While lost in a meandering train of thought; I found myself in the audio visual department. Had I been unwittingly and subliminally manipulated? Had all the tech talk worked like Neurological linguistic programming? Not at all, I thought with an uncomfortable smirk, reasoning that passing through that department was a typical thing to do when in tech stores. Then I caught sight of an attendant giving me an odd look. Crap, the over made up shop attendant was looking at me as if I was a weirdo. Self-doubt bubbled up, maybe I was.
The purpose for the visit was a search for yet another standard non-standard cable inter-connector among rows of standard cables. The tech utopian dream of replacing the plug and pray, I mean plug and play promise of a single universal connector for all devices was a fictional white whale. Things were supposed to become easier with the ‘wireless’ connection. Yeh, right, let’s not go down that bottomless search for reason. Heavens forbid I should become a jaded utopian with ideologies so far fetched from the palpable universe it would cause a mental undoing.
Darting eyes attempted to catch piercing resolution sharpness, richness of drifting images and colour. Ears pricked to the depth, direction and flow of space filling ambient sounds. A promise that it was more real than real, more vivid than the life. It didn’t take long before my eyes were forced shut due to a dull ache. It didn’t seem more real, it was fake, and the curved screen was beginning to causing a nausea I had not experienced upon or under the sea; regardless of the beautiful aquatic demonstration that looped.

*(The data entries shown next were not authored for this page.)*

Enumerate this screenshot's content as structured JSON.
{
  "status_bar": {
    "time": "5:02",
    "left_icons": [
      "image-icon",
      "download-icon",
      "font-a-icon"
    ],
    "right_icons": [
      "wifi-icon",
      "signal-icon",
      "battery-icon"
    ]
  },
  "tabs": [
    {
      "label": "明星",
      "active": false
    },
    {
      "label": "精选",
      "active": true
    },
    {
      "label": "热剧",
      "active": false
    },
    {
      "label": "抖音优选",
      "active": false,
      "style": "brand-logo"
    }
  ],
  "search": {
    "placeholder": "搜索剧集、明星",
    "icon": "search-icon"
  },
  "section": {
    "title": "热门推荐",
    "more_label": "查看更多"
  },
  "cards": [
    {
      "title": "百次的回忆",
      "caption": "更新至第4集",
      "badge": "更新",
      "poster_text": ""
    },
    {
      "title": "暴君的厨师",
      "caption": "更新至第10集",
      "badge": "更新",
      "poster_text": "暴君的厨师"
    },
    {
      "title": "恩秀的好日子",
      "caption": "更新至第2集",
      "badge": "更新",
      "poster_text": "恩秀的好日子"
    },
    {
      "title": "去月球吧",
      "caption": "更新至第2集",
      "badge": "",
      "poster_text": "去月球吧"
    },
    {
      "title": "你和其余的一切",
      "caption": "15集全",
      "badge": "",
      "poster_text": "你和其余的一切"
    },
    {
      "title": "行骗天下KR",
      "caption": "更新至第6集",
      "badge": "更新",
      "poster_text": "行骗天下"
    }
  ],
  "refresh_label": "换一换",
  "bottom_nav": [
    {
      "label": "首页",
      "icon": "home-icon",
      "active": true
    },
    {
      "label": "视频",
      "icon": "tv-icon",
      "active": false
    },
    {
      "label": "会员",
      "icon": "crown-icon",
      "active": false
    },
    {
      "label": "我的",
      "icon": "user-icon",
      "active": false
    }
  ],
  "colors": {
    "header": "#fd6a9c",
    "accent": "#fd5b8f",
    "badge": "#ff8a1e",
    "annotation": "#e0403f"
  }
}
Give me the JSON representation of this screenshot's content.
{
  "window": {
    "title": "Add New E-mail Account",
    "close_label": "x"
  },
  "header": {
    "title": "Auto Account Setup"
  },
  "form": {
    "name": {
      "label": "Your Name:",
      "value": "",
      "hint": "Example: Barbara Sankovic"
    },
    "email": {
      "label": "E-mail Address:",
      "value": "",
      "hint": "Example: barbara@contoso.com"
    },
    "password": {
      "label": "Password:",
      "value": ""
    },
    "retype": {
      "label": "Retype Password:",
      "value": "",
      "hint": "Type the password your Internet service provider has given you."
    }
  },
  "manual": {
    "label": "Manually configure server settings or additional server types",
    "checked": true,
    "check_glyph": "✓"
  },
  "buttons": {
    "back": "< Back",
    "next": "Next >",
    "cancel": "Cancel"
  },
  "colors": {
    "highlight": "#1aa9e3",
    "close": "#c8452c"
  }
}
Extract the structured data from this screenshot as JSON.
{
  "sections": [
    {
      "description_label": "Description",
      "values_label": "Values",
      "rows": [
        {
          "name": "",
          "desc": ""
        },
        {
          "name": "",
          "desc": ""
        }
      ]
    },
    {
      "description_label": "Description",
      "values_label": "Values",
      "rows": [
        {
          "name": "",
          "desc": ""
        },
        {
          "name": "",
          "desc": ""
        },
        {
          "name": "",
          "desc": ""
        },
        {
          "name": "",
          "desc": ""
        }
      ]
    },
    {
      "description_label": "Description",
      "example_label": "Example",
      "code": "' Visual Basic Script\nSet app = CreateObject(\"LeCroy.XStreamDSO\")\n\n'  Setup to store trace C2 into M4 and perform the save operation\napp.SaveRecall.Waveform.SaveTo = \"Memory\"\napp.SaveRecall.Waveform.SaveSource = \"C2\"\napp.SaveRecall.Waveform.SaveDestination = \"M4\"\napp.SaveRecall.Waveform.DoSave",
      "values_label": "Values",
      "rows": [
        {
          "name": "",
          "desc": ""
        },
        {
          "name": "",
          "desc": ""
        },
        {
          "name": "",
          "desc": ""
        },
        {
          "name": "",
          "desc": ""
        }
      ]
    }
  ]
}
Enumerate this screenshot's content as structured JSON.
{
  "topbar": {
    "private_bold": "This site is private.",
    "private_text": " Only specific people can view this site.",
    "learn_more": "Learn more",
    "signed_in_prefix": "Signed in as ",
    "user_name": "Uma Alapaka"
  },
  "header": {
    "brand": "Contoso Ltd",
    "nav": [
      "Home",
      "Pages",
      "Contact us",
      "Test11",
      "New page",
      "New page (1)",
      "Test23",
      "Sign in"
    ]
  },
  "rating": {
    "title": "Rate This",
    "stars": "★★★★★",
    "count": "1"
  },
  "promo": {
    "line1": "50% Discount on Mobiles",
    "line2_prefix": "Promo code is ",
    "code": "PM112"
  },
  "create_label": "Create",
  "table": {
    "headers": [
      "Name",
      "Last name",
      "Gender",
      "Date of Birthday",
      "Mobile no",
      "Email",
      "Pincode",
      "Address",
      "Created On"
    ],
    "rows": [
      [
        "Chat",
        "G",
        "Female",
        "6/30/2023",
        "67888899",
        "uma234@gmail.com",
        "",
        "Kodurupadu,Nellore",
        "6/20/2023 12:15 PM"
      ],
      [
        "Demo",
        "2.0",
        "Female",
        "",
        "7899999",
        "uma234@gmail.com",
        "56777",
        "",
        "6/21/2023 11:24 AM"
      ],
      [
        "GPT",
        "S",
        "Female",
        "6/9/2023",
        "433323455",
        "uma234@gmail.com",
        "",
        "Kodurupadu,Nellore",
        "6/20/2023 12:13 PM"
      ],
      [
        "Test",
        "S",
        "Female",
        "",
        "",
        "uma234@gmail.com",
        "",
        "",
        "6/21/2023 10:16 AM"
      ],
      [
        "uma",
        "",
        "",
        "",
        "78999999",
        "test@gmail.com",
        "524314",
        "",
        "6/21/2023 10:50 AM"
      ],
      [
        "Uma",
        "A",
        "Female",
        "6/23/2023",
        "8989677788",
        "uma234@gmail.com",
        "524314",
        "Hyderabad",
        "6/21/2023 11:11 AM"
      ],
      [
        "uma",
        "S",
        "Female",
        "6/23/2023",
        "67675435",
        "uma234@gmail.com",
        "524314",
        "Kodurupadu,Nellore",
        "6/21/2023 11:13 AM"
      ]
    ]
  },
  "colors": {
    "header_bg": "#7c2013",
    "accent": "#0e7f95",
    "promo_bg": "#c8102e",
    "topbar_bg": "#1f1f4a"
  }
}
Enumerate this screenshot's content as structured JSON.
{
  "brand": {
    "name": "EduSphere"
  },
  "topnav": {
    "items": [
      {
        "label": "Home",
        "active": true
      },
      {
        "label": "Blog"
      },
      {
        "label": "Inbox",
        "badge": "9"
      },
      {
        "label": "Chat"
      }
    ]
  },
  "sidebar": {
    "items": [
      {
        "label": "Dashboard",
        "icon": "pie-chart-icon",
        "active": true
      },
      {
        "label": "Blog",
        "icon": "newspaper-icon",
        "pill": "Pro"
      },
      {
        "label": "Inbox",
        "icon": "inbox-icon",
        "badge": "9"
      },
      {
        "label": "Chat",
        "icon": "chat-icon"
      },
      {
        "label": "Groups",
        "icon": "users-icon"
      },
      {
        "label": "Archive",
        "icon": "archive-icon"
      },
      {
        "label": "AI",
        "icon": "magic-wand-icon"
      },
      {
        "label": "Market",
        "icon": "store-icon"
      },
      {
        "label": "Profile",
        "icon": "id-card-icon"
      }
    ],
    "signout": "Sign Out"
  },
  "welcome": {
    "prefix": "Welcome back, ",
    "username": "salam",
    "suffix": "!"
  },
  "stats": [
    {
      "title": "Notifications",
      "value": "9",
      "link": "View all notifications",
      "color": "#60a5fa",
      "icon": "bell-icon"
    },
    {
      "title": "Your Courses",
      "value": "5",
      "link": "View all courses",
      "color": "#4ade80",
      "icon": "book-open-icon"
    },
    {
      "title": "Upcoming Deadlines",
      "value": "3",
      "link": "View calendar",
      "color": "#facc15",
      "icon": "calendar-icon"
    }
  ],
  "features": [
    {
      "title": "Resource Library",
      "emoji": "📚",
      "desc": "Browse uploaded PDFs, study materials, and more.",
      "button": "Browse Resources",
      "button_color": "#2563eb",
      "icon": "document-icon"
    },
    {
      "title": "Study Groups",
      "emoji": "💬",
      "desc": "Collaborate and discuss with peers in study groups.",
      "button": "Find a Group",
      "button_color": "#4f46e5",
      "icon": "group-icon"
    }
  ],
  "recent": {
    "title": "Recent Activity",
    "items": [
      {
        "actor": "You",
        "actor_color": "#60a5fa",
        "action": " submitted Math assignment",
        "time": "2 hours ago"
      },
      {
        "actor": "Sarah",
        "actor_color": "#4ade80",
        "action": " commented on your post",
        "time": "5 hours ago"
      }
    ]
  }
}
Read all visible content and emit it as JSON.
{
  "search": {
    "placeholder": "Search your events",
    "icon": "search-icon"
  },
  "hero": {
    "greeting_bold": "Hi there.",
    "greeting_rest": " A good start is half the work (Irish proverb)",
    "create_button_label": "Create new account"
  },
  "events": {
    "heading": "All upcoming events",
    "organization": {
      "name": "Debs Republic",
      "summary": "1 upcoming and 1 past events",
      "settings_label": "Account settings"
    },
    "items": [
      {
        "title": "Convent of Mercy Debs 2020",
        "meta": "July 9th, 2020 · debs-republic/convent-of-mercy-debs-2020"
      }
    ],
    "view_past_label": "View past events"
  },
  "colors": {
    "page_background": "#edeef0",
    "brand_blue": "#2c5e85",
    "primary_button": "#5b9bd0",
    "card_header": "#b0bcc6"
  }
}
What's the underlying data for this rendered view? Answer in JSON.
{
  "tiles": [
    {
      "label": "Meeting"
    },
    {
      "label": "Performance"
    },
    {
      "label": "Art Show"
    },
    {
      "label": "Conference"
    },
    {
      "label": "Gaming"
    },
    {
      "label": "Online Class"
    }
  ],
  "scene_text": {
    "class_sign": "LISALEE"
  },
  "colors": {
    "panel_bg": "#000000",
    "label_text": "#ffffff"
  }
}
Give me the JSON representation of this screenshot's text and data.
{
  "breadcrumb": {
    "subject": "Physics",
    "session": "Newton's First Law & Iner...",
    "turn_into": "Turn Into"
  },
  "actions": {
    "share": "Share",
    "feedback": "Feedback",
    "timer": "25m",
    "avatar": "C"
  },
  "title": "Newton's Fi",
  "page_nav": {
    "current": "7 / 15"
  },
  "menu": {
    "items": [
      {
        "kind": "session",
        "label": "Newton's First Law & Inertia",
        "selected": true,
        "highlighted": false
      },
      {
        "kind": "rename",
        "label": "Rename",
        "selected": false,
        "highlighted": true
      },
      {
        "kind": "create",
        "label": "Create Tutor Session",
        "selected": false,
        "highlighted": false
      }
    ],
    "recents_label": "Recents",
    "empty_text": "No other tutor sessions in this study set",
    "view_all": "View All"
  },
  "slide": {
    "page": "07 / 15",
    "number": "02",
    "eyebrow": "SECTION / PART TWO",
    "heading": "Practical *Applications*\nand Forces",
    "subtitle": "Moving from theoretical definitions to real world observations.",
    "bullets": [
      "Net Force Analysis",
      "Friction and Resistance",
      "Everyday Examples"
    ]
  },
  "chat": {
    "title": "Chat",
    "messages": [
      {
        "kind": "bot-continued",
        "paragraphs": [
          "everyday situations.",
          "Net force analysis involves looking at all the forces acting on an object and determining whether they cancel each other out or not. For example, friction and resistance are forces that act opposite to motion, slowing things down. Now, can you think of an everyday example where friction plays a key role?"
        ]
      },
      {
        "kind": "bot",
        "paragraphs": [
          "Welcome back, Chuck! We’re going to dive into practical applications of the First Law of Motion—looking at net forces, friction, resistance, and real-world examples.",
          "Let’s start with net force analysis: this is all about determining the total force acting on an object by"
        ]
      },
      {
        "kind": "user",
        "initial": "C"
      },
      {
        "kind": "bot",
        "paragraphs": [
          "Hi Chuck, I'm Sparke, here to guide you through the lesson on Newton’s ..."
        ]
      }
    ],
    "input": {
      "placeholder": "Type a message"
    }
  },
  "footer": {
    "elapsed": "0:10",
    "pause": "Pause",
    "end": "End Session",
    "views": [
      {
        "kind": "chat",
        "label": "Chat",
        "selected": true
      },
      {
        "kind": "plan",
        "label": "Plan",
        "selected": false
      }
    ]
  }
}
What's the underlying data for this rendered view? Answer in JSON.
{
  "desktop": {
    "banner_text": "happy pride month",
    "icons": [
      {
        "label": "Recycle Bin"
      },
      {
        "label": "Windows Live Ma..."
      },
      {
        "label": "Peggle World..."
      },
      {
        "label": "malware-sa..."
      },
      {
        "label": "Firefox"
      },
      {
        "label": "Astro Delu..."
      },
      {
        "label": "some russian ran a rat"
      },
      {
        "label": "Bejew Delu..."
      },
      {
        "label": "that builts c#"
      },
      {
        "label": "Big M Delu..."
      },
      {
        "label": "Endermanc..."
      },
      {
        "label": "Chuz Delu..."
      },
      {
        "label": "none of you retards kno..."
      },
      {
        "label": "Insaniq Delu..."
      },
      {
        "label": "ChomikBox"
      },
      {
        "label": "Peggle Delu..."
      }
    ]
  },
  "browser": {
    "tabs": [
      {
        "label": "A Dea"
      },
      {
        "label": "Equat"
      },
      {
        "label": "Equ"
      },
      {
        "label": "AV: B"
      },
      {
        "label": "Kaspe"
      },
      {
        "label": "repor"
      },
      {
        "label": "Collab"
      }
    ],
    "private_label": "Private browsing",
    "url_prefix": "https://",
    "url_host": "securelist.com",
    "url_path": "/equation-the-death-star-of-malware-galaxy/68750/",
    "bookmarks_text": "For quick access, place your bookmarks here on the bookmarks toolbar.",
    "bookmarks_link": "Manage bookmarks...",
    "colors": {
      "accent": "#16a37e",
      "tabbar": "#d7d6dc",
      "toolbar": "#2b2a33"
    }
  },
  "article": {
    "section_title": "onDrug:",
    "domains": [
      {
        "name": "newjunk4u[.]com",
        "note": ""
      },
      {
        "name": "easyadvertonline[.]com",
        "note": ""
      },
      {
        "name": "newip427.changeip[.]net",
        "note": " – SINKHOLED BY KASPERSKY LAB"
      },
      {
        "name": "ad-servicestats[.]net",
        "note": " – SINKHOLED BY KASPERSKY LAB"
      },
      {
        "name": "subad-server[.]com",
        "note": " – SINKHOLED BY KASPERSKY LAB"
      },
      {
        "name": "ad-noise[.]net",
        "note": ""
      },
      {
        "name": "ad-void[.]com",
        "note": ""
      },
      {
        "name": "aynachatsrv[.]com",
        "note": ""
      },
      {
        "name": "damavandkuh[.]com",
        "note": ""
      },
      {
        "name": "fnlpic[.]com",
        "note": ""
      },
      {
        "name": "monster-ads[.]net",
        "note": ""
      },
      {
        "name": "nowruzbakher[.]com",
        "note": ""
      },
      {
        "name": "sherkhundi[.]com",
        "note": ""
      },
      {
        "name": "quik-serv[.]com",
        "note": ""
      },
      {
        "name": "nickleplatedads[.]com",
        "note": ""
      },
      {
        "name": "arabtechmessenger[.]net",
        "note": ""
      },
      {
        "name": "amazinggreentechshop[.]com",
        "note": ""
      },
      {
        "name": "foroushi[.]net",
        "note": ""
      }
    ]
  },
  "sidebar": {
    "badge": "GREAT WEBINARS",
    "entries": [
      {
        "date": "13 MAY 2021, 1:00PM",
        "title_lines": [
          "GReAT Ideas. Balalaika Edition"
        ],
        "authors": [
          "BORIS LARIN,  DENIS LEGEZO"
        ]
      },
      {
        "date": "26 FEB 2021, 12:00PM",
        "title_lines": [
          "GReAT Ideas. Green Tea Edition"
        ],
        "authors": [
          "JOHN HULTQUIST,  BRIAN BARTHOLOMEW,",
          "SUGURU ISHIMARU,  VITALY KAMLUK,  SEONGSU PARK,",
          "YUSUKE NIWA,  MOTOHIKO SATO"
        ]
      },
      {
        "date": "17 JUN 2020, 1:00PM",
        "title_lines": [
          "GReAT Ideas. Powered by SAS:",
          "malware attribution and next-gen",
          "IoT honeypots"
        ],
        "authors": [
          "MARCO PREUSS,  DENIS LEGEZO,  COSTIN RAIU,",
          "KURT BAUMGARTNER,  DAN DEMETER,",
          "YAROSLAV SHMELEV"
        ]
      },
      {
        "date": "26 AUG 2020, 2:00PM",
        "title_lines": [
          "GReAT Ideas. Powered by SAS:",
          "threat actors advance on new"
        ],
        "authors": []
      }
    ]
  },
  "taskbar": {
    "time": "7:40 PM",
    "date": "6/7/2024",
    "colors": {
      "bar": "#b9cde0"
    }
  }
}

The sleek chrome remote had more buttons than a movie mid-air hanging Sci-Fi hologram control panel, with all the complexity to match a warp capable intergalactic shuttle. A totally cool, sexy, ergonomic and futuristic controller for operating an orgasmic entertainment system. Then there were the added perks; coming with a whopping great month only free subscription to all those greatly advertised got to have entertainment distractions, and in small print.
[Offer applies under terms and conditions changeable. Extension notification not given. Cancellation must be processed two weeks prior to end of period offer, bla bla bla. Penalties apply bla bla bla…] Legalese microscopic font size, your affirmation is a legally binding contract.
If only with the great TV features there was an auto mute screen saver nature mode for intermittent propaganda of all sorts. I know what you’re thinking.
‘If you’ve contracted all those packages; like, there ain’t no commercials, dah.’
That is not quite accurate. There is all that crud between programmes, that repeat and repeat ad-nausea. No doubt causing brain dystrophy or a desire to bash one’s head against the wall. You know the ones. Coming soon, on next, the new season, sneak preview all new, and if you missed it, repeat, rewind and repeat. Repeating the never ending trailers, tired eyes and rising brain throb. It was time to get out of the shop, into the open air, away from the electro-magnetic static of utopian indoor entertainment. Where surround sound didn’t suffocate, images and colours did not cause eye strain, and industrial smelling air conditioning didn’t fill the lungs.